Set Up for SAML or JWT Bearer Token Exchange

The following setup procedure uses the example shown in the conceptual diagram above.

1. Create API-1 and API-2 as resources in Single Sign‑On, for example, api1.read, api1.write and api2.read, api2.write.
   
   For instructions, see Create or Edit Resources.

2. Create an Admin Client with the ability to create more OAuth Clients under the Single Sign‑On service plan. Therefore, use the scope clients.admin.
   
   For instructions, see Create Admin Client.

3. Use UAAC to target the Single Sign‑On service plan and log in using the Admin Client created in the previous step.
   
   For instructions, see step 4 in Manage Users with the UAAC.

4. For each client of the externally hosted app, run the following command to register the client:

   uaac client add -i
   

   In this example, there are two clients: API-1 and API-2.

5. When prompted:

   1. Specify a client ID and secret, and record them for future use in the API call.
   2. Specify the Grant Type as either of the following:
      • For SAML: urn:ietf:params:oauth:grant-type:saml2-bearer
      • For JWT: urn:ietf:params:oauth:grant-type:jwt-bearer
   3. Specify the scopes. In this example, they are either: api1.read and api1.write, or api2.read and api2.write.
   4. You can leave the redirect URI and other options empty.

6. A plan admin must do the following in the Single Sign‑On Plan Administrator Dashboard:

   1. Add the enterprise SAML or OIDC (for JWT) provider. For instructions, see Configure an External Identity Provider.

   2. Do one of the following:

      • Set up external group mappings for api1.read and other scopes. For instructions, see Create or Edit Resource Permissions.
      • Add the corresponding scopes to the users that require this access.

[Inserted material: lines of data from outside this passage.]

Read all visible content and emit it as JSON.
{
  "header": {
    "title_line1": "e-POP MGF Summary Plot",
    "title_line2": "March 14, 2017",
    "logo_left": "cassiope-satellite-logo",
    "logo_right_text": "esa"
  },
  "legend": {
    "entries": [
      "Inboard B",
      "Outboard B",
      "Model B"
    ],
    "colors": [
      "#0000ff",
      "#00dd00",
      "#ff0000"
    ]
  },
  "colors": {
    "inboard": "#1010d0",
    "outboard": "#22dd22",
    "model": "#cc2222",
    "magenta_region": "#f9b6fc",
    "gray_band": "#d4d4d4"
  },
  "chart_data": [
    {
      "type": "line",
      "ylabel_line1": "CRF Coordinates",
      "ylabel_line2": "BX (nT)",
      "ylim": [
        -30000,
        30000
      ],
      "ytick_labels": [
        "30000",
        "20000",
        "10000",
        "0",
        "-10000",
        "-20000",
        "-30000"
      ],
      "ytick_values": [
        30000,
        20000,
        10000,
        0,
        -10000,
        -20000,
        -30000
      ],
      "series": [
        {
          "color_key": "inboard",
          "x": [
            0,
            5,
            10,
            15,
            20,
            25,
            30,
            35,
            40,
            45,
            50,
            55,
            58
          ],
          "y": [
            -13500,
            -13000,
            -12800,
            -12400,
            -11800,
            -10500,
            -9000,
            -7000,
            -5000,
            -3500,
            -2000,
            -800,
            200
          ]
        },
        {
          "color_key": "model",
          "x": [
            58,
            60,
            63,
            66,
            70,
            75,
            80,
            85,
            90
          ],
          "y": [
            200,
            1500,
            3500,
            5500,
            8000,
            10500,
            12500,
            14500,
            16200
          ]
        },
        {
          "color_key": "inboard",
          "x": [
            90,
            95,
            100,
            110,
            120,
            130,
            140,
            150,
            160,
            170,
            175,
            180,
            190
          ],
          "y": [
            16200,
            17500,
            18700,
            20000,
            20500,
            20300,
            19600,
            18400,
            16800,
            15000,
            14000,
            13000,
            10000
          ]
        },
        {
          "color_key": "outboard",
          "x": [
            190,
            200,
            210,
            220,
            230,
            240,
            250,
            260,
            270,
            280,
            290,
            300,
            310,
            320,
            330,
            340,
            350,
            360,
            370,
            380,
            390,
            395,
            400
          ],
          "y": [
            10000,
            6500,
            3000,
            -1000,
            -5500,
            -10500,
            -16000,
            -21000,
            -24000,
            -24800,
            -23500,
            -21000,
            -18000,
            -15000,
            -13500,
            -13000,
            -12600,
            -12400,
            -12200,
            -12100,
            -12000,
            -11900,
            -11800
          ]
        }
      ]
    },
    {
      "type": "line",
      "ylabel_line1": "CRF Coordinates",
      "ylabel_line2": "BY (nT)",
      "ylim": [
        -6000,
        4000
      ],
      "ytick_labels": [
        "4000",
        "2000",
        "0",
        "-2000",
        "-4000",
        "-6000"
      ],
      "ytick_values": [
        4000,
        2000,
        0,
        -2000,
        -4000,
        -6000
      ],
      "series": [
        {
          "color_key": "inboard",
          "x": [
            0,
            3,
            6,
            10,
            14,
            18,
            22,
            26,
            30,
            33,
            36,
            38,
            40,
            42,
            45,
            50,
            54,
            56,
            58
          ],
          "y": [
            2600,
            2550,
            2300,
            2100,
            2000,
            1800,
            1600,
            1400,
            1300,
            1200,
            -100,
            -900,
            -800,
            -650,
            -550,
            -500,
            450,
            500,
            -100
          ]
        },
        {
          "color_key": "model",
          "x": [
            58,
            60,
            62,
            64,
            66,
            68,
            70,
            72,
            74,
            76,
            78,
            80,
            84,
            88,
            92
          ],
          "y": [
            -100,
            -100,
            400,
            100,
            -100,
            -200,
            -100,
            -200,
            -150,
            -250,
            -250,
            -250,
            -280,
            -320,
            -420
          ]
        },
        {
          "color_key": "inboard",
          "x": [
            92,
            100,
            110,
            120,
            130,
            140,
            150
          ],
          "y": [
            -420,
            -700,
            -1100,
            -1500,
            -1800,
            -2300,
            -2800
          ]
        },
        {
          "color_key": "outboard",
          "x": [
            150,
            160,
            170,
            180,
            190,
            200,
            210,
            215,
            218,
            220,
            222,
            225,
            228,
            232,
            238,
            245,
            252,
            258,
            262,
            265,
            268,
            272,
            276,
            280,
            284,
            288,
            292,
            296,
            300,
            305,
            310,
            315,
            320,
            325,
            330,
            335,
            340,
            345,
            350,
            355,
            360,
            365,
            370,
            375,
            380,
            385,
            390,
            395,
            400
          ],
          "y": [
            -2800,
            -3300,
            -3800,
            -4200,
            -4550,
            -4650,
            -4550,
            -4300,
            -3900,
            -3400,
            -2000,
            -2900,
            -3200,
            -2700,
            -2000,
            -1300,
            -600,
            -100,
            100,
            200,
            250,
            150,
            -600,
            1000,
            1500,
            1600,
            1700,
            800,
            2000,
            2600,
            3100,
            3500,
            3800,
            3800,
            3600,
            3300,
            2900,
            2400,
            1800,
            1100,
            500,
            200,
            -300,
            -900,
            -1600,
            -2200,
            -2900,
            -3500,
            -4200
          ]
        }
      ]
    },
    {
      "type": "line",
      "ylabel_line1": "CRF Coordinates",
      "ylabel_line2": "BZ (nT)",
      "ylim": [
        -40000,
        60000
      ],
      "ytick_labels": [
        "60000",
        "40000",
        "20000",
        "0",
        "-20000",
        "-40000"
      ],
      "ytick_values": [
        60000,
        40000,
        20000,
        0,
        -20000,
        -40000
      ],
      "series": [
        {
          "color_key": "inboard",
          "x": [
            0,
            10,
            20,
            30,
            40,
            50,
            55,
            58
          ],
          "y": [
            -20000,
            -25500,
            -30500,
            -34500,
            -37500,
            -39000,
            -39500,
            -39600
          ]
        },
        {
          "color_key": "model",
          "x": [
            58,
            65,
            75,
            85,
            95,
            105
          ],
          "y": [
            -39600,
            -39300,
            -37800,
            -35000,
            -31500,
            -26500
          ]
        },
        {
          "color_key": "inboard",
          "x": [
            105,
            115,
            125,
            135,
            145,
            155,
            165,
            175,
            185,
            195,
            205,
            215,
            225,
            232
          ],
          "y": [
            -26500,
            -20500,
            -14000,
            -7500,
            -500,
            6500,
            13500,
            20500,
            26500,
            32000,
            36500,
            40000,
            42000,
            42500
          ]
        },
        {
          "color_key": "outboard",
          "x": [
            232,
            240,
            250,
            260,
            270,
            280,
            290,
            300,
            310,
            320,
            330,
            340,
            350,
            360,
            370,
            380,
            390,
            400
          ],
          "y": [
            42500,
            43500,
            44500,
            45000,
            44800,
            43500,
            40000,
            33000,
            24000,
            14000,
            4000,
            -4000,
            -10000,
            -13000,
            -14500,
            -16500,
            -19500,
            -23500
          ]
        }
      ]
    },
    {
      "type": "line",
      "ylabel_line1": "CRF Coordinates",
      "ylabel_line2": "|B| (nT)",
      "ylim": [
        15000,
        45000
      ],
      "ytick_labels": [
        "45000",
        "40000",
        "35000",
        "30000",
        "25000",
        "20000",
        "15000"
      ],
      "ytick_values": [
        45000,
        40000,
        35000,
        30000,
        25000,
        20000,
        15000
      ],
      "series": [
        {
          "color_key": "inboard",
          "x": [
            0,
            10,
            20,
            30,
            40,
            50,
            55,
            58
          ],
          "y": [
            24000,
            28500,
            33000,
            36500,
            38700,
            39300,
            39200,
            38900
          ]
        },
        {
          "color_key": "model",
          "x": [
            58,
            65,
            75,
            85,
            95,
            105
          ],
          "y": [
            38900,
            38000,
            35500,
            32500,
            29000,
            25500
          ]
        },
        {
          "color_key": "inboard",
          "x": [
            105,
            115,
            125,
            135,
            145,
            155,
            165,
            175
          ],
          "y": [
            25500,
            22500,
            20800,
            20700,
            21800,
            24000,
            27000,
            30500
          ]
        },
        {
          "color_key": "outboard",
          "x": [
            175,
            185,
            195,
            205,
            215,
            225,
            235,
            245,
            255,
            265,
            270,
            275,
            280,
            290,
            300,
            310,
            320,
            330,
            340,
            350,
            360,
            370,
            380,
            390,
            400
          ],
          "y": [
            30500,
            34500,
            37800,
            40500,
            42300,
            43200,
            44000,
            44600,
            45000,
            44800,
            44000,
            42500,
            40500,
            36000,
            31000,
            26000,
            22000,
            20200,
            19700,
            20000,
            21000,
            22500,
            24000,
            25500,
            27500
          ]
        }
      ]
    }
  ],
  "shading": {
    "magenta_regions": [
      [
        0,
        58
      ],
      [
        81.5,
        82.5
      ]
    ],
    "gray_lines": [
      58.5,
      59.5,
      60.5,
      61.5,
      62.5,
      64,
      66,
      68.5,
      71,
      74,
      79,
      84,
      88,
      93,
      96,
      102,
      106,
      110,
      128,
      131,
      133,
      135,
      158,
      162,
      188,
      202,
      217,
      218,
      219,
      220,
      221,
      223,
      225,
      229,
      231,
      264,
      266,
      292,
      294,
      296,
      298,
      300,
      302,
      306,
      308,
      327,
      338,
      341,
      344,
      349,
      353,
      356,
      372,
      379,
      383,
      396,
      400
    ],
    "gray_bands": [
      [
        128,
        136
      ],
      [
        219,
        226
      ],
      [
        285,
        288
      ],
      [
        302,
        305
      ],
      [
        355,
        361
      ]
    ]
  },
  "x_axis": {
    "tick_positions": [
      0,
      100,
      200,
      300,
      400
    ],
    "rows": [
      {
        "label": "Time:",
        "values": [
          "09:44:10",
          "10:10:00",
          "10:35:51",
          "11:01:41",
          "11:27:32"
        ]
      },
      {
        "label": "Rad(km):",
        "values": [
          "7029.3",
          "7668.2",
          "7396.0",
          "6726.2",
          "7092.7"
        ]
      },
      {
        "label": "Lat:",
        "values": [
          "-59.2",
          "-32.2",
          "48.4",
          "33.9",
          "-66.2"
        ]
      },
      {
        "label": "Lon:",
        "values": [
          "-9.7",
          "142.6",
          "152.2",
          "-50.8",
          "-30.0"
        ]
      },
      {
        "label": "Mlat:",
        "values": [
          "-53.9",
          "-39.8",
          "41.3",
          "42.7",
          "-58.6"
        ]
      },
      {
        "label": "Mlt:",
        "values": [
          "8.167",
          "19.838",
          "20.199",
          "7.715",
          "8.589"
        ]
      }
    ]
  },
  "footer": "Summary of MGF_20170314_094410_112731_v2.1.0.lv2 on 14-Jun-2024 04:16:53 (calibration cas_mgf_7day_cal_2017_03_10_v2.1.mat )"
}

For instructions, see Managing Users.

      • Make the scopes as default authorities so that users do not need to be assigned the groups individually.

        For instructions, see Add Default Groups for Users.

7. The externally hosted app, or gateway, must make the following API call:

   1. Invoke the /oauth/token endpoint of the Single Sign‑On service plan with the parameters laid out in this documentation:
      • For SAML: SAML2 Bearer Grant
      • For JWT: JWT Bearer Token Grant
   2. Pass in the following:
      • Client ID and client secret registered for the externally hosted app
      • The SAML assertion or JWT token from the externally hosted app

   The response is a token that you must add in the authorization header when making a call to API-1 or API-2.